Salah seorang datuk yang
merupakan kaum bangsawan dari keluarga Kerajaan Minangkabau itu adalah Datuk
Rajo Agam, penghulu suku Sikumbang di Luhak Agam. Bersama Datuk Rajo Alam dari
Luhak Tanah Datar dan Datuk Makhudum Sati dari Luhak Limopuluh Koto, mereka
bersepakat menghindari pertumpahan darah mengungsi ke arah utara. Dengan menaiki
beberapa perahu di pelabuhan Tanjung Mutiara rombongan berlayar ke arah utara
(ke arah Aceh). Dan berlabuh di suatu negeri pantai yang waktu itu bernama
Pasir Karam.
Dari buku Atjeh dan Nusantara, diungkapkan oleh
HM Zainuddin bahwa negeri ini dibangun pada masa Sultan Saidil Mukamil
(1588-1604). Pada masa Kerajaan Aceh diperintahkan oleh Sultan Iskandar Muda
(1607-1636) negeri itu ditambah pembangunannya.

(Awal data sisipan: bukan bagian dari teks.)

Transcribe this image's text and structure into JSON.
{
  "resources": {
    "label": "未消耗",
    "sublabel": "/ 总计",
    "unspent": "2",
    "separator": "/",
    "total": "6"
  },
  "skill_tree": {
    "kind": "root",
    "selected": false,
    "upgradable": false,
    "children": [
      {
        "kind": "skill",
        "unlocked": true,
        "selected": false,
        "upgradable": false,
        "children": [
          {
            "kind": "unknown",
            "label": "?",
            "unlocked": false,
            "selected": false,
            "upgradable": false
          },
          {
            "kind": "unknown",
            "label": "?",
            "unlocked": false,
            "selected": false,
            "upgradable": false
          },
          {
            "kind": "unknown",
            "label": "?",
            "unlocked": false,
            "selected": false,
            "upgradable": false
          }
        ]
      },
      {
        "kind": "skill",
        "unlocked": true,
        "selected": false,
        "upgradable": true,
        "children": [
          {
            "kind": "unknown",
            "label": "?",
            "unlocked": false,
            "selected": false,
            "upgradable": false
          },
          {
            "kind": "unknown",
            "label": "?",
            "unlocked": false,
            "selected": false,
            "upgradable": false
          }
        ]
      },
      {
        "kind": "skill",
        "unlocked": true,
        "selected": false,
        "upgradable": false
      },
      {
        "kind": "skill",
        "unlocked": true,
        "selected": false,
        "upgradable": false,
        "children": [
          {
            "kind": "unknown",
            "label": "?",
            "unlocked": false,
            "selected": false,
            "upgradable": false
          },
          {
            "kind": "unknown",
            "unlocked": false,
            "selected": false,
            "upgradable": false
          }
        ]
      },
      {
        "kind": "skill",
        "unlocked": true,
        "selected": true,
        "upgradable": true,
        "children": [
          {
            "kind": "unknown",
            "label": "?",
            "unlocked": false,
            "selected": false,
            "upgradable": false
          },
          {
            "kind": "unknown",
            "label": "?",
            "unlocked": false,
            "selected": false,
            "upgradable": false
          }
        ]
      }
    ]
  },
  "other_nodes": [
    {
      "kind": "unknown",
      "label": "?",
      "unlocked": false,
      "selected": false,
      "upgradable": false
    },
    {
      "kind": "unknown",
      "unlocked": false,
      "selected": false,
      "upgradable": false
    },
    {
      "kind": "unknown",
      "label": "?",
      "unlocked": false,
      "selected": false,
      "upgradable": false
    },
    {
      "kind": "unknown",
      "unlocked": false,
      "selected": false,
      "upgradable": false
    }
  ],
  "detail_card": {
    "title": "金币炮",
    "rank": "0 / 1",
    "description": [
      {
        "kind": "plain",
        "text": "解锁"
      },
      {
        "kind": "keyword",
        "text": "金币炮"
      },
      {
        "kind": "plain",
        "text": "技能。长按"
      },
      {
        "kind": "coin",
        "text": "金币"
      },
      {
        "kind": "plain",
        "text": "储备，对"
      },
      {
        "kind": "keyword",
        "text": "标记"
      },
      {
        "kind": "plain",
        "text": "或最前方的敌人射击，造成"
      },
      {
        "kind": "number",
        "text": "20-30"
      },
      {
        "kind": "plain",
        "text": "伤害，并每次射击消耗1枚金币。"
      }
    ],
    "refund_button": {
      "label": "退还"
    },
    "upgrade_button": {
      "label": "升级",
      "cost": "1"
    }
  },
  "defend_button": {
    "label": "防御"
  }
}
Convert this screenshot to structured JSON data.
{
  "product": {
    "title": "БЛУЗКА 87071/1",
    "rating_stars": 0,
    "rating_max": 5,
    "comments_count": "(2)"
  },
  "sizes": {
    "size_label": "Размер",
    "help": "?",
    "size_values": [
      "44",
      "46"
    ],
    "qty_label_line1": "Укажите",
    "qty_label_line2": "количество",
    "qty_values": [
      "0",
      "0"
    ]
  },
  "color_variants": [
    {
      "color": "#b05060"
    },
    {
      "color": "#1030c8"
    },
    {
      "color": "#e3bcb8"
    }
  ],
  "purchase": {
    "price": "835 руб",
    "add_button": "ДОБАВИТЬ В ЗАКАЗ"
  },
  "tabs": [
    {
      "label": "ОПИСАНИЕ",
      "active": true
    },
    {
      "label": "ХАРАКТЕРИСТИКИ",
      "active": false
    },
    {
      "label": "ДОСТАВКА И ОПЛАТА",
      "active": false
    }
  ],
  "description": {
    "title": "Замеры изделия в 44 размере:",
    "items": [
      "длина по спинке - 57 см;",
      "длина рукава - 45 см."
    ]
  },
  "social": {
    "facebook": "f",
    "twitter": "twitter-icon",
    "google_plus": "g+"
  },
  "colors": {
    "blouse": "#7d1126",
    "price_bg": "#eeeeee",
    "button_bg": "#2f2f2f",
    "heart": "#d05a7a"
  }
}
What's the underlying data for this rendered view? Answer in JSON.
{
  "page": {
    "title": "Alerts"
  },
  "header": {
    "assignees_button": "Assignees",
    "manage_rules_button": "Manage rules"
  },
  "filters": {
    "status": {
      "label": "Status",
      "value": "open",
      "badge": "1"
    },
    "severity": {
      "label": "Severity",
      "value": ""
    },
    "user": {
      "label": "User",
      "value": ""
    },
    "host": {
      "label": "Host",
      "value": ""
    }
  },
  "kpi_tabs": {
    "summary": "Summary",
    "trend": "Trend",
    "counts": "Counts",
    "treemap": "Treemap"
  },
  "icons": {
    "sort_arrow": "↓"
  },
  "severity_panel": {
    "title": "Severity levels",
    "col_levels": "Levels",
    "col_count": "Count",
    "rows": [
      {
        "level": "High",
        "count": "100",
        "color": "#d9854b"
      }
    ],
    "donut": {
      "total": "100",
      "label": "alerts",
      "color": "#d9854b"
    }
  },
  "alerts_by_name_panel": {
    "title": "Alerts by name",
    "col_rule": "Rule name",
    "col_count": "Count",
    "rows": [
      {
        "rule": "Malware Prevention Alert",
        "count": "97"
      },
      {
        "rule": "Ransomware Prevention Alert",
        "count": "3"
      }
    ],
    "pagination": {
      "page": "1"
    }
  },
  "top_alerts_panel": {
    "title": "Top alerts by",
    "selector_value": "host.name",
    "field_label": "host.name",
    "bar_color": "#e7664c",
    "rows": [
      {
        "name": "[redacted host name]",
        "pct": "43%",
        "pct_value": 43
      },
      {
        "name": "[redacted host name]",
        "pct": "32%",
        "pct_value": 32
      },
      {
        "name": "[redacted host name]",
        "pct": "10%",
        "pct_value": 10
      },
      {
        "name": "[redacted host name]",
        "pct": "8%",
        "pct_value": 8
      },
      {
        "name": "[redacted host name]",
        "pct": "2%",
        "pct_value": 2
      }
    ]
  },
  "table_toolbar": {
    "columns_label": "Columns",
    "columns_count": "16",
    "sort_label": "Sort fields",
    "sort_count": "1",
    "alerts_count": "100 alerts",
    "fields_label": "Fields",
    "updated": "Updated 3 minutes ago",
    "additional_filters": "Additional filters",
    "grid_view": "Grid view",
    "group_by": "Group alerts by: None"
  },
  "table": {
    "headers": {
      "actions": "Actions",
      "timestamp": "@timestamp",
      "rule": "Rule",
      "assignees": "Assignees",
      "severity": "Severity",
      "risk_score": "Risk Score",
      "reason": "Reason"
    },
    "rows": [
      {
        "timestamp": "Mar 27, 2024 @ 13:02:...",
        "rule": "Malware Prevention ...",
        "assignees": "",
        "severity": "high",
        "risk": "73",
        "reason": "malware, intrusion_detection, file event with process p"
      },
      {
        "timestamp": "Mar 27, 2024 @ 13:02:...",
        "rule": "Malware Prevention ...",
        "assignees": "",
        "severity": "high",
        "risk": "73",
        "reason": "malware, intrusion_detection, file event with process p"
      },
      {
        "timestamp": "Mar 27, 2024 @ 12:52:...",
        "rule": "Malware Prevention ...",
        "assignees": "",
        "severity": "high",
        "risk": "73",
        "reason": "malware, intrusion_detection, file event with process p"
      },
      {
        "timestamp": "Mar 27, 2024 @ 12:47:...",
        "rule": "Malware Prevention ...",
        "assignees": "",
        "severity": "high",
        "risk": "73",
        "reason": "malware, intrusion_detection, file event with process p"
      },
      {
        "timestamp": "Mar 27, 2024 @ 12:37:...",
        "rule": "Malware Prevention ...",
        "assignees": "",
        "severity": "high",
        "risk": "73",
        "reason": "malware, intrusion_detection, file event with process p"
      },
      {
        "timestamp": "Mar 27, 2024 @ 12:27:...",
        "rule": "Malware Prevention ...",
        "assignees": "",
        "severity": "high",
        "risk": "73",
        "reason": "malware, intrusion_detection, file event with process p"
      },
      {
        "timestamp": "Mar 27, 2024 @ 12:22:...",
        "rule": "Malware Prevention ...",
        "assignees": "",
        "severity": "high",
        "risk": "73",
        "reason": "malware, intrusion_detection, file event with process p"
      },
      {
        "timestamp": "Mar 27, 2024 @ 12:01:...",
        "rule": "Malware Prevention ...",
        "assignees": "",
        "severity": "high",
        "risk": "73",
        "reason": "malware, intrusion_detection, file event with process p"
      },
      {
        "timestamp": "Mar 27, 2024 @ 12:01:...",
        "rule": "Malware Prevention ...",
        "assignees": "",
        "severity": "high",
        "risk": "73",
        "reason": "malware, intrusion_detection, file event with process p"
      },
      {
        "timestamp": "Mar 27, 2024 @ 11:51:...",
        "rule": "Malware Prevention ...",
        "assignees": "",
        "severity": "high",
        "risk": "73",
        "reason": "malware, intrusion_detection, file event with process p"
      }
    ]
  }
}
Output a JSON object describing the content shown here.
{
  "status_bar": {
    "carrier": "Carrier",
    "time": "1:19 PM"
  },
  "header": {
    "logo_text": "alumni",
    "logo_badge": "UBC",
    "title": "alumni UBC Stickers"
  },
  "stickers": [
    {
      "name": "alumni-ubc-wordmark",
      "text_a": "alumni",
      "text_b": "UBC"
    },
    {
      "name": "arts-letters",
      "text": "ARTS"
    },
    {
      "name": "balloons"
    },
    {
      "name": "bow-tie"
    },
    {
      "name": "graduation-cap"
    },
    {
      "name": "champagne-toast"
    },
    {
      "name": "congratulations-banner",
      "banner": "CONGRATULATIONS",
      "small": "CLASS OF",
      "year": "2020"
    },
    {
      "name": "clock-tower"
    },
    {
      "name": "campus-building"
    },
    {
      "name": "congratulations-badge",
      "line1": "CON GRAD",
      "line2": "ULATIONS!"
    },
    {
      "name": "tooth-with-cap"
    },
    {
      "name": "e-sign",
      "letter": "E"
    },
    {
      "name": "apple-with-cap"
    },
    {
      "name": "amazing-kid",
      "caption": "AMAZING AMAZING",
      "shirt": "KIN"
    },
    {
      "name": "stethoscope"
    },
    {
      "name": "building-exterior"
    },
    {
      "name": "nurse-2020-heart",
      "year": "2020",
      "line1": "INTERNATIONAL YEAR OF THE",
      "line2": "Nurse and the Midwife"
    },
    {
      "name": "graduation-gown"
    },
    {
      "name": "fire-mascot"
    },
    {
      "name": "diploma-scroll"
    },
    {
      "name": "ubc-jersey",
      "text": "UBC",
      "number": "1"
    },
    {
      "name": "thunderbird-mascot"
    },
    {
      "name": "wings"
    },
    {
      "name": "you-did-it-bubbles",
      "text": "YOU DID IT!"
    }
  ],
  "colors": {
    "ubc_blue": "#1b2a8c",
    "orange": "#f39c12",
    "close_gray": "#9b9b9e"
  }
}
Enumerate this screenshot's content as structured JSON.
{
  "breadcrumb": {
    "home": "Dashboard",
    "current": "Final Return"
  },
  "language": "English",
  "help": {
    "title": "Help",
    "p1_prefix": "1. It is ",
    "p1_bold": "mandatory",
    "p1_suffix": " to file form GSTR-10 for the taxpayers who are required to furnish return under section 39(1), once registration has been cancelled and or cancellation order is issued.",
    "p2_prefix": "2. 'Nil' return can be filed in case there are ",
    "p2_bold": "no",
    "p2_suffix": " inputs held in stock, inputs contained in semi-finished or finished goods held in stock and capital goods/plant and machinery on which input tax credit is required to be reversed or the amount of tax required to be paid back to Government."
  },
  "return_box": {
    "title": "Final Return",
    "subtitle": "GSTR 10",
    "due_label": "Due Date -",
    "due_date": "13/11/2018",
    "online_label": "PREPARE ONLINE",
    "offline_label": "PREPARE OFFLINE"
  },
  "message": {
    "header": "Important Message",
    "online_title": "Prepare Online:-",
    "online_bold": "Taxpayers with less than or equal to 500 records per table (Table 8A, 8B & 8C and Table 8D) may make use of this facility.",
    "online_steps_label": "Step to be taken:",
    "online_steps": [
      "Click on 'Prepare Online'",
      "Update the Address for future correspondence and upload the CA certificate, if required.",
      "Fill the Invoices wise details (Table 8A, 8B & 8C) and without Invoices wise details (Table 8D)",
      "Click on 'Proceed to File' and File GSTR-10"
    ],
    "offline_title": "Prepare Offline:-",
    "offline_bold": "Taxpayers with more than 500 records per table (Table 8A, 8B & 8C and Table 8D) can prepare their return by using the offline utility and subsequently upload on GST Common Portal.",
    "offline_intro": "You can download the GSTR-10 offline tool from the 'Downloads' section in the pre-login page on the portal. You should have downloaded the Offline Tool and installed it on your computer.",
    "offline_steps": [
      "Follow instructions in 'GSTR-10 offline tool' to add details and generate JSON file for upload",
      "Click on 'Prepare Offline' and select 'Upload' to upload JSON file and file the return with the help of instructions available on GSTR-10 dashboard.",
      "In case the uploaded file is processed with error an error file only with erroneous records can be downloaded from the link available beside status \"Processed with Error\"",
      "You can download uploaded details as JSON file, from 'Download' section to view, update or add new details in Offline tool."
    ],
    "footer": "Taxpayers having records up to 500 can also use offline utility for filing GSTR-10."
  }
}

Di negeri itu dibuka perkebunan
merica, tapi negeri ini tidak begitu ramai karena belum dapat menandingi Negeri
Singkil yang banyak disinggahi pada masa pemerintahannya Sultan Djamalul Alam,
Negeri Pasir Karam kembali ditambah pembangunannya dengan pembukaan kebun lada.
Untuk mengolah kebun-kebun itu didatangkan orang-orang dari Pidie dan Aceh
Besar disusul kemudian dengan kedatangan orang-orang Minangkabau yang lari dari
negerinya akibat pecahnya perang Padri (1805-1836).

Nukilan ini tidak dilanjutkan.